Periodo moderno e oltre

« Solo due cose sono infinite, l’universo e la stupidità umana, e non sono sicuro della prima. » (Albert Einstein)

Il concetto di infinito non sparisce dall’orizzonte della filosofia occidentale con la fine del Rinascimento, ma penetra attraverso il pensiero di Spinoza nella sfera culturale della rivoluzione scientifica, per connotare in senso metafisico l’idea stessa di razionalità tipica di quel periodo.

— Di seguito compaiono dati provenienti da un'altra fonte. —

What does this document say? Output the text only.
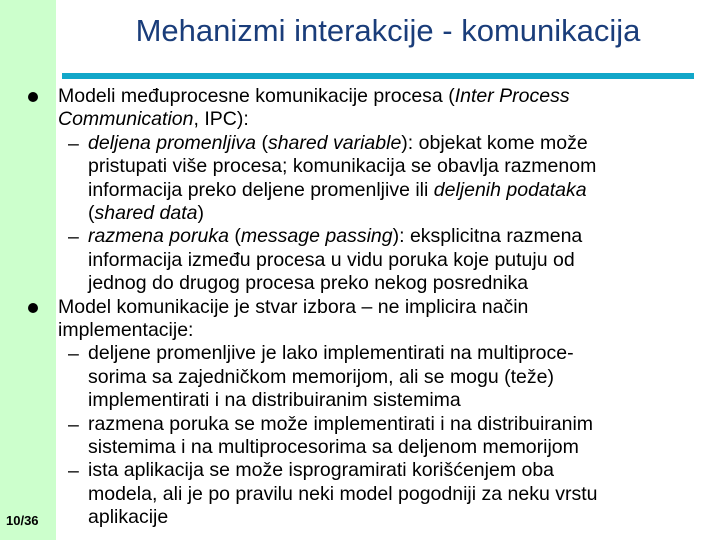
Mehanizmi interakcije - komunikacija
10/36
Modeli međuprocesne komunikacije procesa (Inter Process
Communication, IPC):
– deljena promenljiva (shared variable): objekat kome može
pristupati više procesa; komunikacija se obavlja razmenom
informacija preko deljene promenljive ili deljenih podataka
(shared data)
– razmena poruka (message passing): eksplicitna razmena
informacija između procesa u vidu poruka koje putuju od
jednog do drugog procesa preko nekog posrednika
Model komunikacije je stvar izbora – ne implicira način
implementacije:
– deljene promenljive je lako implementirati na multiproce-
sorima sa zajedničkom memorijom, ali se mogu (teže)
implementirati i na distribuiranim sistemima
– razmena poruka se može implementirati i na distribuiranim
sistemima i na multiprocesorima sa deljenom memorijom
– ista aplikacija se može isprogramirati korišćenjem oba
modela, ali je po pravilu neki model pogodniji za neku vrstu
aplikacije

Spinoza appare dunque come il pensatore attraverso la cui opera (Etica, 1677 op. postuma), l’idea di infinitezza come attributo immanente della ragione, come possibilità indeterminata della ragione di autogenerarsi autonomamente a partire da leggi eterne sue proprie, entra definitivamente nel mondo moderno. Il fenomeno stesso dello “Spinozismo”, cioè la storia degli effetti che la sua opera ebbe nella cultura tedesca tra ‘700 e ‘800, è una delle matrici del grande dibattito sull’assoluto che si sviluppò nel cuore dell’Idealismo tedesco. Ed è proprio attraverso Spinoza che la discussione sull’Infinito viene a coincidere, per un tratto importante del suo sviluppo, con la discussione sull’assoluto. Si affianca a questo la riflessione di Auguste Blanqui ne L’Eternité par les astres, attualmente ritrovabile in Borges.